Consider, analogously, if we were to calculate not simply the probability of getting a chi-squared statistic as extreme as observed, but, in fact, chose to use all the evidence at our disposal and ignore none of it: that is, if we answered instead the question “What is the probability, with a fair die, of getting the sequence of outcomes observed?”.
Of course, the resulting p-value would be simply 6[sup]-120[/sup]. Which seems quite low indeed. And can be made arbitrarily lower by simply rolling the die more times in a fashion which depends not at all on the nature of the die or its outcomes. A perfectly fair die would be guaranteed to “fail” this test with enough rolls, just as well as any other die.

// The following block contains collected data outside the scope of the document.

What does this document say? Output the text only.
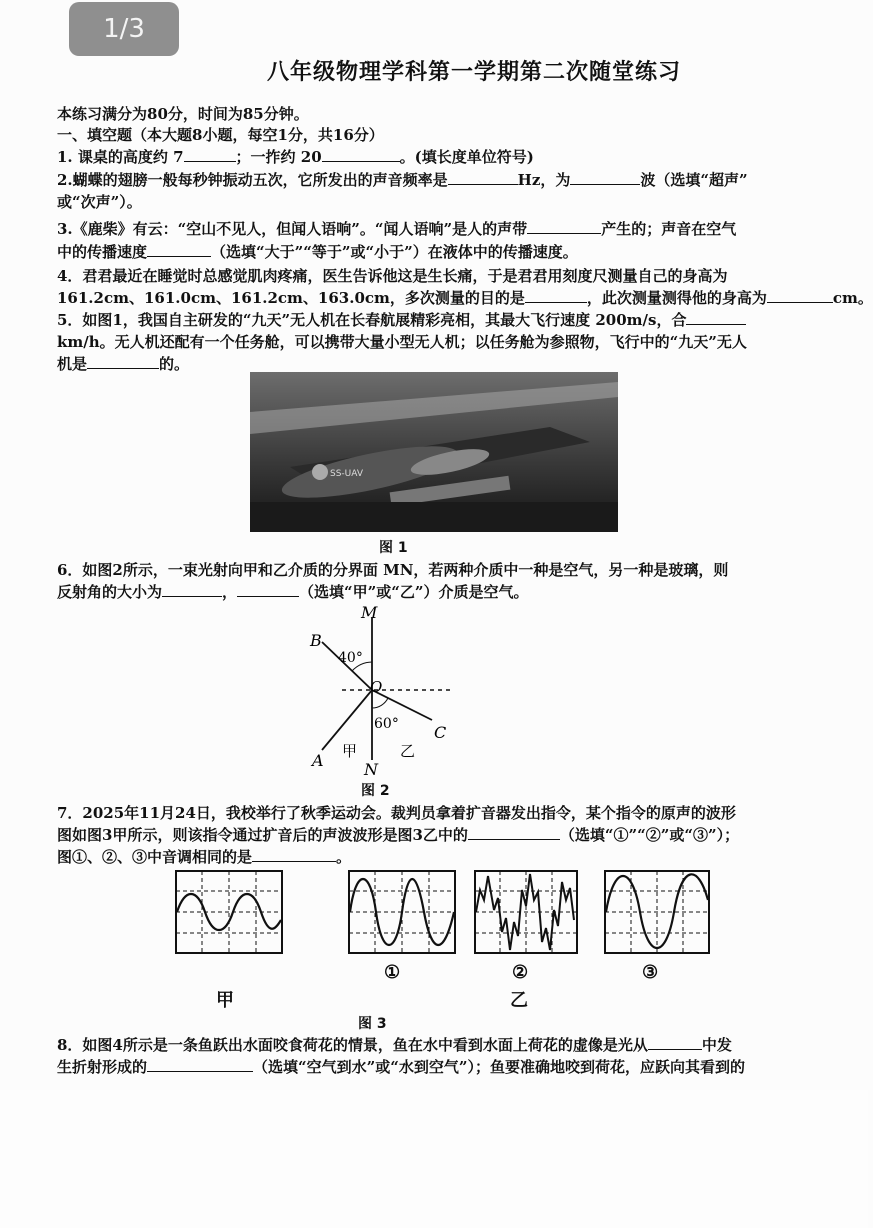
1/3
八年级物理学科第一学期第二次随堂练习
本练习满分为80分，时间为85分钟。
一、填空题（本大题8小题，每空1分，共16分）
1. 课桌的高度约 7	；一拃约 20	。(填长度单位符号)
2.蝴蝶的翅膀一般每秒钟振动五次，它所发出的声音频率是	Hz，为	波（选填“超声”
或“次声”）。
3.《鹿柴》有云：“空山不见人，但闻人语响”。“闻人语响”是人的声带	产生的；声音在空气
中的传播速度	（选填“大于”“等于”或“小于”）在液体中的传播速度。
4．君君最近在睡觉时总感觉肌肉疼痛，医生告诉他这是生长痛，于是君君用刻度尺测量自己的身高为
161.2cm、161.0cm、161.2cm、163.0cm，多次测量的目的是	，此次测量测得他的身高为	cm。
5．如图1，我国自主研发的“九天”无人机在长春航展精彩亮相，其最大飞行速度 200m/s，合
km/h。无人机还配有一个任务舱，可以携带大量小型无人机；以任务舱为参照物，飞行中的“九天”无人
机是	的。
SS-UAV
图 1
6．如图2所示，一束光射向甲和乙介质的分界面 MN，若两种介质中一种是空气，另一种是玻璃，则
反射角的大小为	，	（选填“甲”或“乙”）介质是空气。
M
N
B
A
C
O
40°
60°
甲	乙
图 2
7．2025年11月24日，我校举行了秋季运动会。裁判员拿着扩音器发出指令，某个指令的原声的波形
图如图3甲所示，则该指令通过扩音后的声波波形是图3乙中的	（选填“①”“②”或“③”）；
图①、②、③中音调相同的是	。
①	②	③
甲	乙
图 3
8．如图4所示是一条鱼跃出水面咬食荷花的情景，鱼在水中看到水面上荷花的虚像是光从	中发
生折射形成的	（选填“空气到水”或“水到空气”）；鱼要准确地咬到荷花，应跃向其看到的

So there is something quite glib indeed in identifying the answer to the question “What is the probability a fair die would produce such things as I’ve seen?” with that to “Given what I’ve seen, what is the probability this die is fair?”.
Your case will follow to good approximation a 5-degree-of-freedom chi-squared. The distribution that your chi-squared test statistic actually follows will be slightly narrower than a true chi-squared distribution, owing to the low-ish number of counts, but only by a small amount. (The true chi-squared RMS would be 3.162; your system’s RMS is 3.149 [via simulation]). The distribution is also somewhat discretized as there are only so many possible combinations of numbers you can get.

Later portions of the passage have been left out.